Camus est alors âgé de vingt-deux ans et entreprend l'écriture de ces cinq nouvelles très fortement autobiographiques : le quartier algérois de Belcourt et le misérable foyer familial dominé par sa terrible grand-mère qui règne sur une mère mystérieuse dont le jeune garçon garde le souvenir de son effacement et surtout de ses silences, personnage principal de la nouvelle entre oui et non. Il évoque son voyage aux îles Baléares, berceau de sa famille maternelle ainsi que le voyage à Prague dans la mort dans l'âme. Il y décrit les vies étroites de son quartier, dominées par le travail et la dureté de l'existence, qu'on retrouve dans L'Étranger : « Ce quartier, cette maison! Il n'y avait qu'un étage et les escaliers n'étaient pas éclairés. Maintenant encore, après de longues années, il pourrait y retourner en pleine nuit. Il sait qu'il grimperait l'escalier à toute vitesse sans trébucher une seule fois. Son corps même est imprégné de cette maison. Ses jambes conservent en elles la mesure exacte de la hauteur des marches. Sa main, l'horreur instinctive, jamais vaincue, de la rampe d'escalier. Et c'était à cause des cafards. »

Meursault vit dans le même quartier, dans son petit appartement sans confort et n'a guère comme loisirs que les amis et la plage. Il décrit cette compassion qu'il éprouve par cette mère qui fait de durs travaux toute la journée et qui, le soir venu, met sa chaise près de la fenêtre et contemple, silencieuse, le va-et-vient de la rue, bouleversé par « l'admirable silence d'une mère et l'effort d'un homme pour retrouver une justice ou un amour qui équilibre ce silence ».
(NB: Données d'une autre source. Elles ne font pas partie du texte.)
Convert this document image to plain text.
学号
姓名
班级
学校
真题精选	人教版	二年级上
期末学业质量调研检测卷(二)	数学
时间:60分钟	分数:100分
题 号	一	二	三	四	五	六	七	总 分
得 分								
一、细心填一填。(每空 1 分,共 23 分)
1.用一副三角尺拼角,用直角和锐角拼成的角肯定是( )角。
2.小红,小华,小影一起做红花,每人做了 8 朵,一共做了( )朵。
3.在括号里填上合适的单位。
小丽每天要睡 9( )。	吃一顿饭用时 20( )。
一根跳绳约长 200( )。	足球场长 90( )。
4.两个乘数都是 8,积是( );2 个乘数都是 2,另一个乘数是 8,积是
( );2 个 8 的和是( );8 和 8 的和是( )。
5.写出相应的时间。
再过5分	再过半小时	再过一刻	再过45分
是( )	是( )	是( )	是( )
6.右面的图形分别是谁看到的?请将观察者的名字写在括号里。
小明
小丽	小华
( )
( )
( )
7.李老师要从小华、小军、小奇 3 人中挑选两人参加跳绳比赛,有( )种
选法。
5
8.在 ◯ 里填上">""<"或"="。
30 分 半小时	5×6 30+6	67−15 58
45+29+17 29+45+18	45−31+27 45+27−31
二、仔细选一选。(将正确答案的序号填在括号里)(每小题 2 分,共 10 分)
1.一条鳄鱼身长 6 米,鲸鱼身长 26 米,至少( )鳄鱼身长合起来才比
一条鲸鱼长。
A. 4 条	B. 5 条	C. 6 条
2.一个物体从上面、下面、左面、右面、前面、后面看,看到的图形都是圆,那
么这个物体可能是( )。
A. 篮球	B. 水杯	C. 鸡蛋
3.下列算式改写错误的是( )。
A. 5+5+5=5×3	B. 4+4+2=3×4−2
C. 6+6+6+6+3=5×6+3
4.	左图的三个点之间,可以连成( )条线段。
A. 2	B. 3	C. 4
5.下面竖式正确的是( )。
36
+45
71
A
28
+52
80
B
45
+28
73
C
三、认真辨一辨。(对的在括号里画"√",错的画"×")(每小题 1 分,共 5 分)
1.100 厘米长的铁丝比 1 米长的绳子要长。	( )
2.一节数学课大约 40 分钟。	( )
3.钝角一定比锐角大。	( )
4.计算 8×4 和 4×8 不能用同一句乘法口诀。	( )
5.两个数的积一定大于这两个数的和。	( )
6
L'Envers et l'Endroit, c'est un peu le Entre oui et non de sa nouvelle, où l'Envers est synonyme d'angoisse face à l'étrangeté et au silence du monde, l'absence apparente de prise sur ce monde, l'Endroit symbolisant la beauté, l'acceptation de ce monde incompréhensible. Un personnage comme Meursault dans L'Étranger est partagé entre ces deux pôles, comme Camus aussi écrivant qu'« il n'y a pas d'amour de vivre sans désespoir de vivre » dans Entre oui et non. Comment expliquer, traduire la beauté éphémère d'un coucher de soleil, sinon par cette bascule entre va et vient, entre l'endroit et l'envers, seule par exemple la solidarité dans La Peste permet de lutter contre la solitude et rend les hommes plus forts. Ici, dans ces différentes nouvelles, les vieillards surtout, comme cette femme dans le dernier texte qui a donné son nom à l'ouvrage, font eux-mêmes leur propre malheur, basculent dans 'l'envers' sans même en avoir conscience.

La préface de l'édition de 1958[modifier | modifier le code]

C'est avec beaucoup de réticences que Camus a consenti à la réédition de L'Envers et l'endroit. Il estimait que, malgré les imperfections de forme, tout le monde devrait avoir accès à ce texte et pas seulement quelques privilégiés qui possédaient l'édition originale. Il rédige alors une importante préface, qu'il met plusieurs années à peaufiner, pendant qu'il rédige La Chute et L'Exil et le Royaume.

Il y situe les textes de L'Envers et l'endroit dans la perspective générale de ce qu'il a écrit jusqu'alors, concluant par cette formule : « Si j'ai beaucoup marché depuis ce livre, je n'ai pas tellement progressé ». Il estime que, dès la rédaction de cet ouvrage, une existence et une société vouées « à l’envie et à la dérision » ainsi qu'une « tradition esthétique sévère » aliènent sa « libre nature ». Il s'engage alors à évoluer vers moins d'amertume et « une certaine forme d’amour ».

À l'époque de la sortie de cette réédition, en 1958, il entame l'écriture du Premier homme, interrompue par sa mort en 1960.